What Led to the P&A Agreement with the Bank of Eastern Oregon?
Some of the reporting on the consent order has characterized this as the banking regulators forcing Farmington State Bank to shut down. For example, CoinDesk, describes the enforcement action as the Board having “ordered FTX-linked Farmington State Bank to wind down its operations.”3
Based on what is laid out in the consent order at least, I am not sure this is right. According to the order, months before this enforcement action was brought Farmington State Bank had reached an agreement in May 2023 for the Bank of Eastern Oregon to purchase all loans and assume all deposits of Farmington State Bank. And pursuant to that purchase and assumption agreement Farmington “will be contractually obligated to cease its operations after consummation.”
So based on the face of the order, it is not that the Federal Reserve Board is requiring Farmington State Bank to wind down, but rather that the bank already had plans to wind down, and the banking regulators are taking steps to ensure it does so in a safe and sound manner.
Of course, this is not to say that the Board or Washington DFI are disappointed with the bank’s decision to wind down operations, and obviously we do not know what sort of implicit encouragement was provided behind the scenes.
In any case, here is what can be pieced together from publicly available materials as to the timeline, although this surely leaves some things out.
On January 19, 2023, Farmington State Bank announced that it was going to cease using the Moonstone Bank name, return to its original mission as a community bank, and discontinue its “pursuit of an innovation-driven business model.”
In a caption to a photograph accompanying a January 24, 2023 report, The Spokesman-Review, a Spokane-based newspaper, wrote that “Bank officials have sent letters to customers informing them that their assets have been purchased by Bank of Eastern Oregon.”
According to the consent order, though, the purchase and assumption agreement was “dated May 12, 2023.”
The FDIC’s applications search page for the Bank of Eastern Oregon, a non-member bank, says that the bank submitted an application under the Bank Merger Act on June 21, 2023, and that the application was accepted on July 10, 2023.
As of the end of July (the last time the FDIC’s page was updated), this application remained pending, but assuming this application relates to the purchase and assumption with Farmington State Bank, and given Farmington’s statement that the transaction is expected to close by the end of August, presumably the FDIC has since approved the application.
Was This a Regulation H Violation?
Section 208.3(d)(2) of Regulation H provides that a state member bank may not, without prior approval, “cause or permit any change in the general character of its business or in the scope of the corporate powers it exercises at the time of admission to membership.”

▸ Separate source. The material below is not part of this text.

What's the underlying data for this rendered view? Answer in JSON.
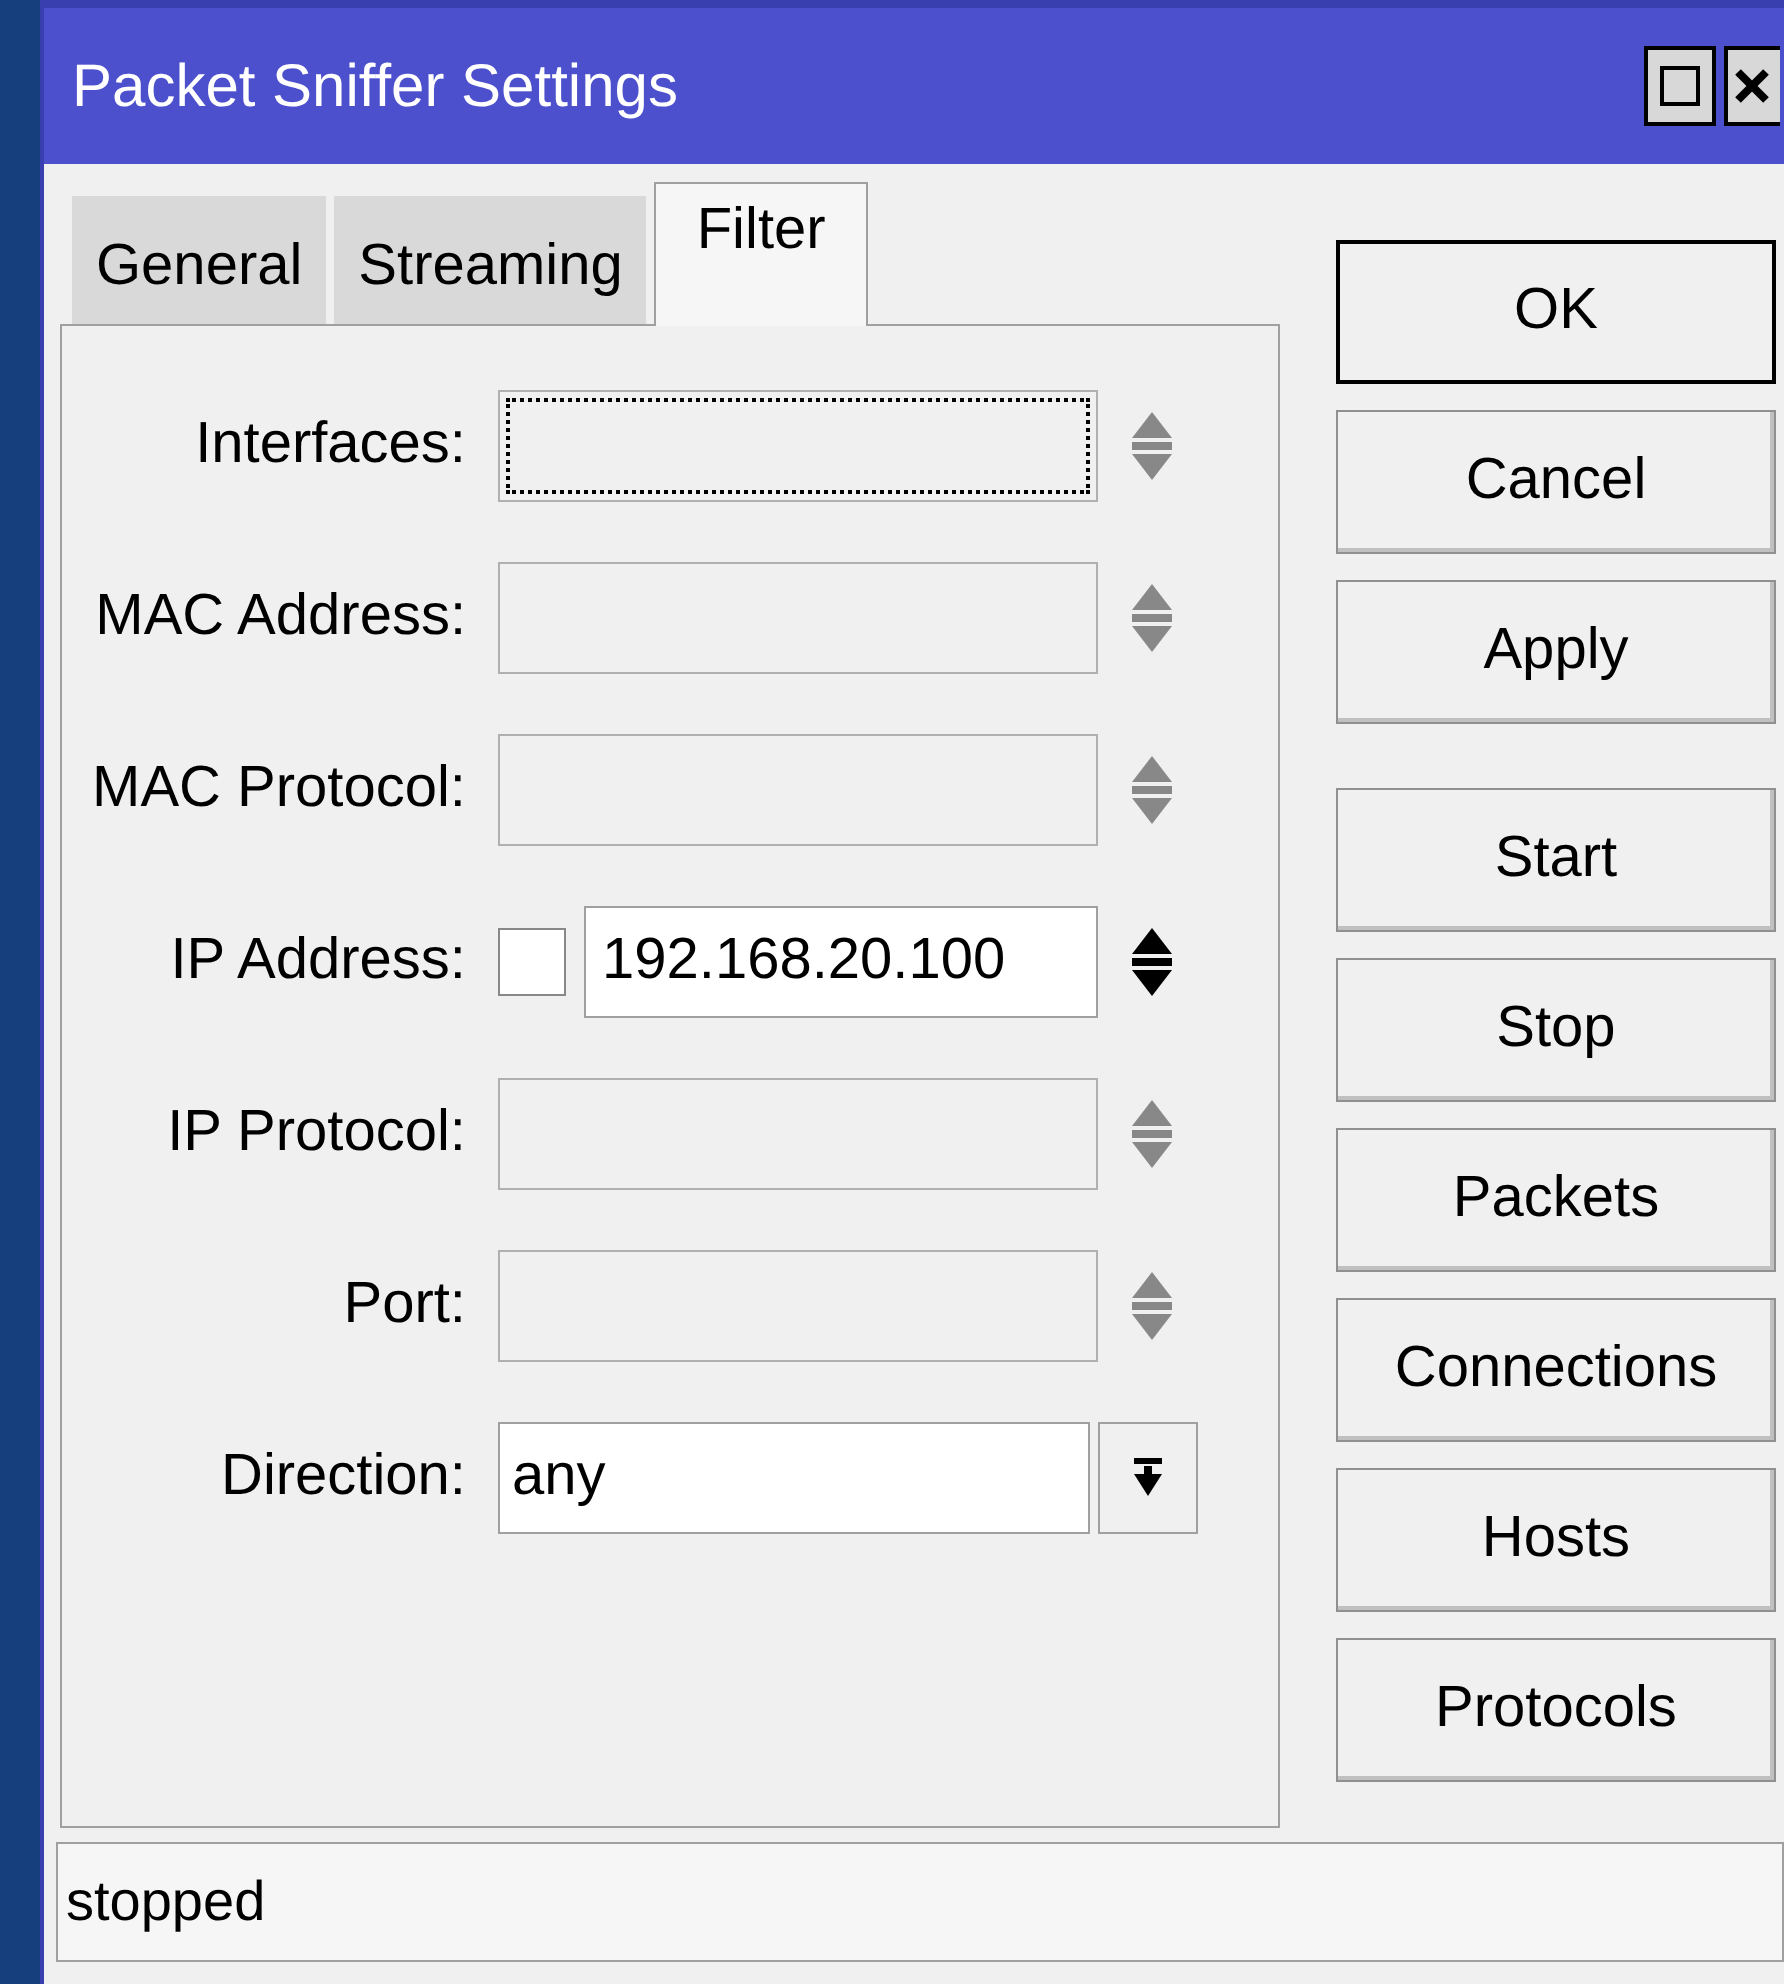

The Board has in prior statements made clear that Regulation H may apply when a member bank seeks to engage in digital asset activities. It also in 2021 published an FAQ referencing a now decades-old SR letter on this point (emphasis added).
Q1: What constitutes a change in the general character of a state member bank's business for purposes of section 208.3(d)(2) of Regulation H?
A1: Under Regulation H, a member bank must "at all times conduct its business and exercise its powers with due regard to safety and soundness" and "may not, without the permission of the Board, cause or permit any change in the general character of its business or in the scope of the corporate powers it exercises at the time of admission to membership." 12 CFR 208.3(d)(1) and (2). Changes in the general character of a bank's business are ones that fundamentally or materially change a bank's core business plan. Examples include becoming a primarily internet-focused or an internet-only operation, or concentrating solely on subprime lending or leasing activities. A change to primarily or exclusively focus on such activities would generally constitute a change in the general character of a bank's business because: (i) such activities may present novel risks for the bank, depending on how they are conducted and managed, and may present risks to the deposit insurance fund; and (ii) such activities may involve aggressive growth plans that may give rise to significant financial, managerial, and other supervisory issues.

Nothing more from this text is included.